THE DEAD SEA AND ME

Having waded into the Dead Sea on a recent tour of Israel, I was amused to topple on the water and float there like an inflatable raft. You see, the way my body is set up, I have no problem floating anyway. I was so enthralled, however, when my feet touched the seabed because of the large formations of salt I could feel with my toes. I plunged my hand in to retrieve them only to come up shouting in shock at the stinging splash in my eyes, nose and mouth. 

The Dead Sea, at more than 400 meters below sea level, is the absolute lowest point on earth. Runoff from towns and villages along the famed Jordan River all the way through the desert and through the mountain leads into the Dead, A.K.A. Salt Sea. This shiny, briny lake, nine times saltier than the ocean, has no outlet, and is constantly mined for its minerals that make cosmetic creams and oils. I plunged my hand into my purse to buy these, and my credit card is still stinging.

That said, I think that memorable experience was a providential one. You see, although I traveled great lengths to “walk where Jesus walked,” I expected little to move me. The wilderness, desert, and Dead Sea air all jibed with my outlook. In spite of that inner, spiritual conflict, I still believed that there is hope for those of us, who because of the state of world affairs, are more than a little salty.

It’s no mystery that the unchecked and uncritical consumption of media depicting either the most inane, or the lowest of human behavior leaves us unproductive. Like the massive repository of runoff, we lack worthy and creative outlets. Is it any wonder why we feel dead inside, or lack meaning and purpose? 

Further, those who’ve claimed the promise of justice from our society, sometimes fall powerless before the inexplicable buoyancy of injustice, white supremacy, and the misuse of riches and power. How else do we reconcile our fascination with five passengers, some billionaires, and their reckless exploration of the ocean depths against the overloaded vessel carrying 150 migrants of color off the coast of Greece? How else does a would-be “good guy” on the subway choke the life out of another, having failed to acknowledge the victim had a life worth living in the first place? How else do we follow the rationale of the U.S. Supreme Court that protected the right of a white, male postal worker to skip his Sunday shift in observance of his faith, even though in doing so it would  “impose on coworkers, disrupt the workplace and workflow, and diminish employee morale”?  Yet, in the same session, the Court dealt a death blow to Affirmative Action. It has long protected millions of overlooked but deserving minority students amid the resentment of disgruntled students, and those who hold bias.  

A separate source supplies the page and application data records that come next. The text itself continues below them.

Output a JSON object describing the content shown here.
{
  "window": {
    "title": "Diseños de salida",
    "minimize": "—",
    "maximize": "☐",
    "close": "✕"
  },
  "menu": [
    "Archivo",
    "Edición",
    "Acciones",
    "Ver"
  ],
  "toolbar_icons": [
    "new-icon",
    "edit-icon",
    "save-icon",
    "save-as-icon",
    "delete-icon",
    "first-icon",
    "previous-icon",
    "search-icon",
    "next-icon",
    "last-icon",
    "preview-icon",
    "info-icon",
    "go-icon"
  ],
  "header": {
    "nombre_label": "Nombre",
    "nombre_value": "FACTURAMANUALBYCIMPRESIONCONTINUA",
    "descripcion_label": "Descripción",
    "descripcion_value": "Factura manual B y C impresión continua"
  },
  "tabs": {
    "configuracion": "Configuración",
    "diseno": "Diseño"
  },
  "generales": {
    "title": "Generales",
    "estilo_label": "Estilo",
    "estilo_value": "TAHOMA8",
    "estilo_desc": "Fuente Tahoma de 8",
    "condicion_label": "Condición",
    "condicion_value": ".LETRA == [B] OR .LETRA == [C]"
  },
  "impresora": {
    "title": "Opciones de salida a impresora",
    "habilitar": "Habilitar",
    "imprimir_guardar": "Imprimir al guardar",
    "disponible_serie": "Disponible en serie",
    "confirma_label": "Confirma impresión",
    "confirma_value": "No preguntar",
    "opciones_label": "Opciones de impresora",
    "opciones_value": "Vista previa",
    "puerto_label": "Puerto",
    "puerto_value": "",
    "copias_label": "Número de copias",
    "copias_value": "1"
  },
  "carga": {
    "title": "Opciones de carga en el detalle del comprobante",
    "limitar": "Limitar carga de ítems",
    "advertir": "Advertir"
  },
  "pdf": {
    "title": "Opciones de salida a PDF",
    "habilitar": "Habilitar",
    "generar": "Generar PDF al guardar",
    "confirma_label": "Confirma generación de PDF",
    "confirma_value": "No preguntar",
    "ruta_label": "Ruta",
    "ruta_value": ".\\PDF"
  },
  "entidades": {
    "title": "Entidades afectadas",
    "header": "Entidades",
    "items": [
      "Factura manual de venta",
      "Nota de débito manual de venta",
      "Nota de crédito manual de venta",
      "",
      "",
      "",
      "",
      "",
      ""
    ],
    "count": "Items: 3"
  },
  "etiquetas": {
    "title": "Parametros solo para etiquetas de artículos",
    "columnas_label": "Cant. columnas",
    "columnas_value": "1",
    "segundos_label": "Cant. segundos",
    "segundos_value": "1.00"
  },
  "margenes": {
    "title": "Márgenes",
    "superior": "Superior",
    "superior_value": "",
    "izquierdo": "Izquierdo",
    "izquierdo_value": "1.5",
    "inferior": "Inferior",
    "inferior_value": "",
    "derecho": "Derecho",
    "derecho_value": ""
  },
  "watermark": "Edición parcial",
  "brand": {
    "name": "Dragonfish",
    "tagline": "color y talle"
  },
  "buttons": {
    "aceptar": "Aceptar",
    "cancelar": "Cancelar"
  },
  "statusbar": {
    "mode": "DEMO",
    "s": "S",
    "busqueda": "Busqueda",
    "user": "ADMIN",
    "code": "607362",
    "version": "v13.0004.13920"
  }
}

Famous for breathing life into hopelessly dead situations,  our Creator God, posits the story of the Valley of Dry Bones ( Ezekiel 7). There, in vision He asked Ezekiel not just to assess the damage, but to pronounce the promise of life upon it: 

“Thus says the Lord God to these bones: ‘Surely I will cause breath to enter into you, and you shall live . . . Then you shall know that I am the Lord.’” If you have life and dreams in you now, in this world, it’s because God is holding out His promise over you.

 

The Book of Ezekiel, as our tour guide Sonya pointed out, also contains a proverbial prophecy over the Dead Sea:

“These waters issue out toward the east country, and go down into the desert, and go into the sea: which being brought forth into the sea, the waters shall be healed . . .” (Ezekiel 4:7). 

It was the “I Am” in the flesh whose conversation with the woman at the well (John 4) involved the metaphor of water – His reviving Spirit, and His gift of salvation and destiny with Him.

“ . . . “If you only knew the gift God has for you and who you are speaking to, you would ask me, and I would give you living water.”

Living water is miraculous and refreshing, a vibrant, teeming existence, all coming from an inside Source. The introduction of Him, levels the landscape and waters the spirit,  irrespective of widely held beliefs or practices or zeitgeist of the moment. And, oh, that takes the sting away.